Create A Practical Calendar
If you have an accurate time frame for managing project expectations, then it is a snap. Consider the creation of a functional calendar that moves at a slow pace with some flexibility to make emergency changes.
For instance, if a project is due in five weeks, then schedule it for four weeks. Give your team a week’s headroom so they can make final changes, polish the project, and stay relaxed as the deadline approaches. It is also possible that your team will complete the project well before the deadline, i.e. within four weeks.
If this happens, nothing like it. If this is not the case, there will be enough time for them to make the final touches without being rushed.
Guide Your Team
It is not fair to expect your project team to meet the project management expectations when you do not guide them and only tell them that their efforts should be enough to ensure quality performance of the project.
Once the stakeholders and project expectations are set and deadlines decided, share this with your team. Do not hurry to launch the project. Conduct a meeting with the team and explain in detail all aspects of the project.
Be honest and transparent about the type of performance you expect from your team. Explain the communication requirements, the type of project risks, and the quality standards you want to achieve.
Tell your team how they should work, collaborate, and communicate on the project. For example, if you want a team member to send weekly reports to the client, make this clear during the meeting.
Assign tasks and subtasks to each team member, initiate discussions to keep things transparent, and provide regular feedback on the team’s performance.
With Mentoria Manage Realistic Project Expectations
Expectations are an inevitable part of moving forward and delivering a project. Having certain expectations for a project is a good practice. This keeps you motivated and focused throughout the project.
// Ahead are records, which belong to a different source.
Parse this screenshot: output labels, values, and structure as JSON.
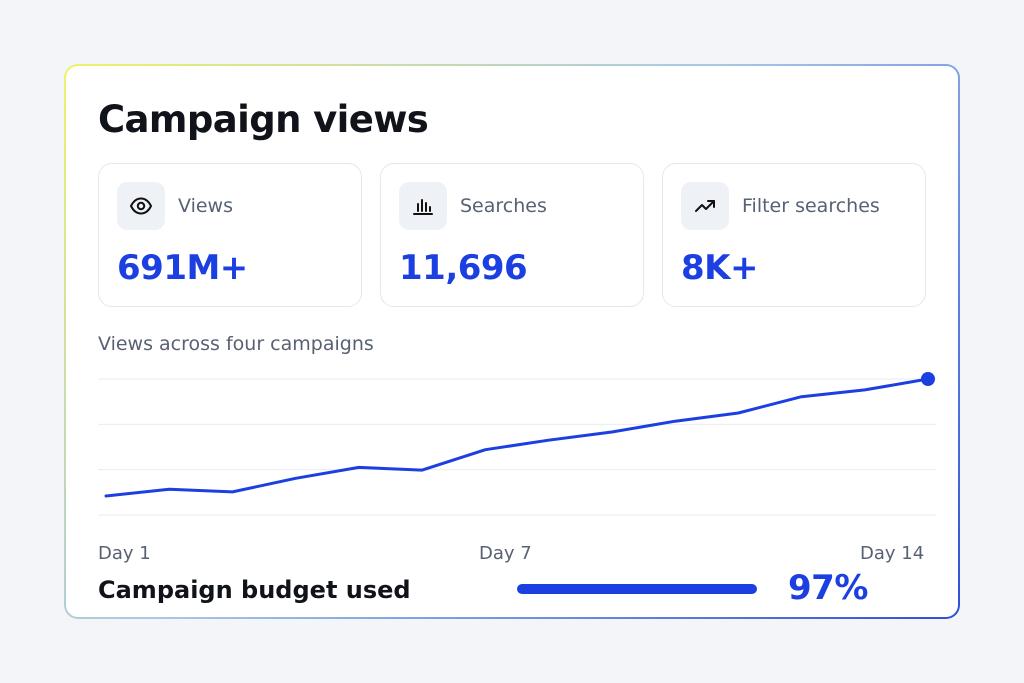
{
  "card": {
    "title": "Campaign views"
  },
  "metrics": [
    {
      "icon": "eye-icon",
      "label": "Views",
      "value": "691M+"
    },
    {
      "icon": "bar-chart-icon",
      "label": "Searches",
      "value": "11,696"
    },
    {
      "icon": "trend-up-icon",
      "label": "Filter searches",
      "value": "8K+"
    }
  ],
  "chart": {
    "subtitle": "Views across four campaigns",
    "x_labels": [
      "Day 1",
      "Day 7",
      "Day 14"
    ]
  },
  "chart_data": {
    "type": "line",
    "x": [
      1,
      2,
      3,
      4,
      5,
      6,
      7,
      8,
      9,
      10,
      11,
      12,
      13,
      14
    ],
    "series": [
      {
        "values": [
          14,
          19,
          17,
          27,
          35,
          33,
          48,
          55,
          61,
          69,
          75,
          87,
          92,
          100
        ],
        "color": "#1c3fe1"
      }
    ],
    "ylim": [
      0,
      100
    ],
    "grid": true,
    "highlight_last_point": true
  },
  "budget": {
    "label": "Campaign budget used",
    "value": "97%",
    "fraction": 0.97
  },
  "colors": {
    "accent": "#1c3fe1",
    "text": "#11131a",
    "muted": "#586174"
  }
}
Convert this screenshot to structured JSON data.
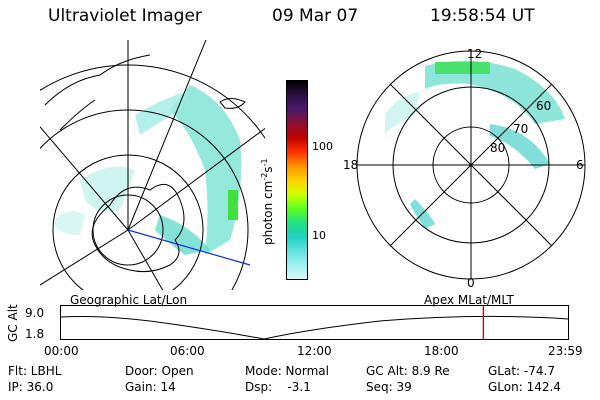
{
  "header": {
    "title": "Ultraviolet Imager",
    "date": "09 Mar 07",
    "time": "19:58:54 UT"
  },
  "colorbar": {
    "label": "photon cm",
    "label_exp1": "-2",
    "label_mid": "s",
    "label_exp2": "-1",
    "ticks": [
      "100",
      "10"
    ],
    "colors": [
      "#000000",
      "#2a1040",
      "#4a1a6a",
      "#8a1030",
      "#c00000",
      "#ff3000",
      "#ff9000",
      "#ffd000",
      "#d0ff00",
      "#60ff20",
      "#20e080",
      "#20d0c0",
      "#60e0e0",
      "#a0f0f0",
      "#d8f8f8"
    ]
  },
  "polar_plot": {
    "labels": {
      "top": "12",
      "bottom": "0",
      "left": "18",
      "right": "6"
    },
    "circle_labels": [
      "60",
      "70",
      "80"
    ]
  },
  "timeline": {
    "left_label": "Geographic Lat/Lon",
    "right_label": "Apex  MLat/MLT",
    "yaxis_label": "GC Alt",
    "y_ticks": [
      "9.0",
      "1.8"
    ],
    "x_ticks": [
      "00:00",
      "06:00",
      "12:00",
      "18:00",
      "23:59"
    ],
    "marker_time_hours": 19.98
  },
  "status": {
    "filter": "Flt: LBHL",
    "ip": "IP: 36.0",
    "door": "Door: Open",
    "gain": "Gain: 14",
    "mode": "Mode: Normal",
    "dsp": "Dsp:    -3.1",
    "gc_alt": "GC Alt: 8.9 Re",
    "seq": "Seq: 39",
    "glat": "GLat: -74.7",
    "glon": "GLon: 142.4"
  }
}
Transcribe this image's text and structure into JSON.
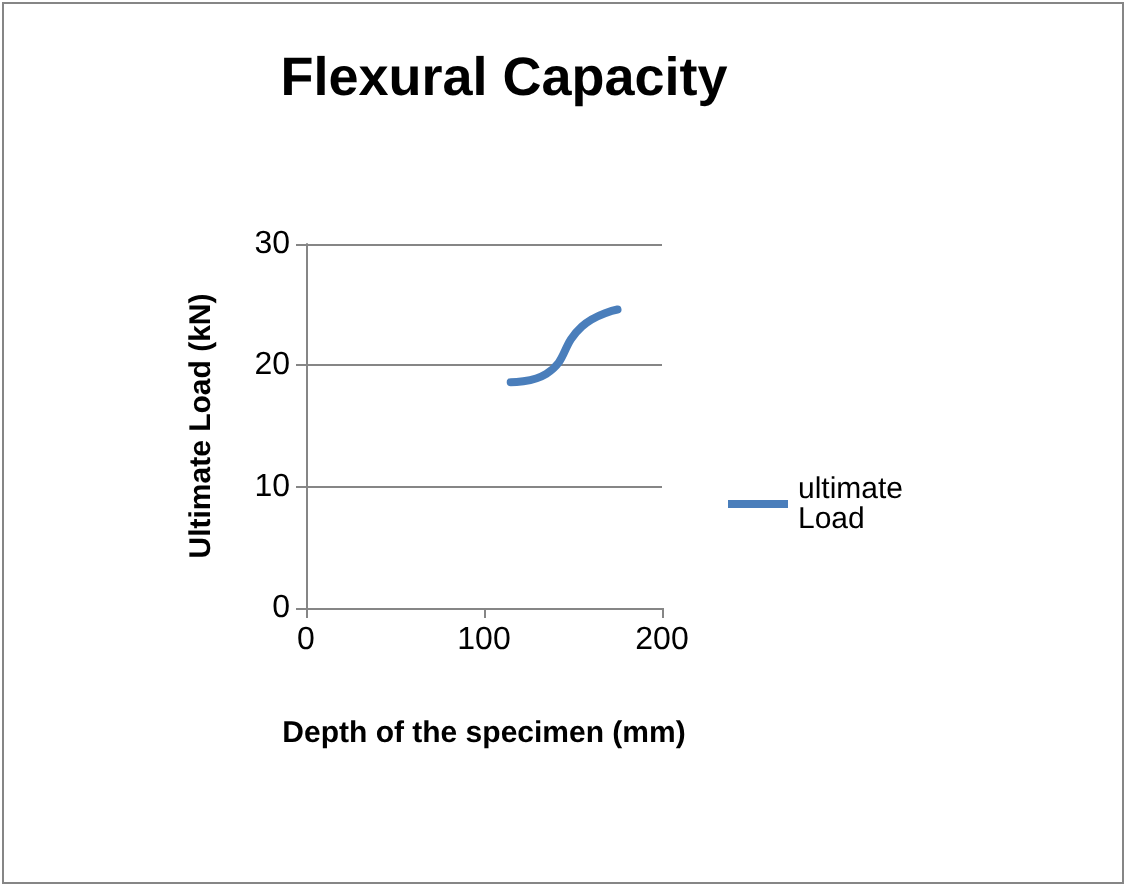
{
  "chart_data": {
    "type": "line",
    "title": "Flexural Capacity",
    "xlabel": "Depth of the specimen (mm)",
    "ylabel": "Ultimate Load (kN)",
    "x": [
      115,
      135,
      155,
      175
    ],
    "series": [
      {
        "name": "ultimate Load",
        "color": "#4a7ebb",
        "values": [
          18.6,
          19.3,
          23.2,
          24.6
        ]
      }
    ],
    "xlim": [
      0,
      200
    ],
    "xticks": [
      0,
      100,
      200
    ],
    "ylim": [
      0,
      30
    ],
    "yticks": [
      0,
      10,
      20,
      30
    ],
    "grid": "y",
    "legend": "right",
    "marker": "none",
    "line_style": "solid"
  }
}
The problem arises when expectations are not well managed or there is a significant mismatch between your expectations and those of your customers. This is when the downfall begins, leading to dissatisfaction among stakeholders, demotivation of teams, and damage to your credibility.
Before you start working on a project, talk to your clients. Try to make everything transparent. Show them what your team can do and what is beyond your team’s capabilities. You should not over-promise and under-deliver. Make concrete commitments that you are confident your team can keep. Define your project expectations today to avoid confusion and misunderstandings in the future.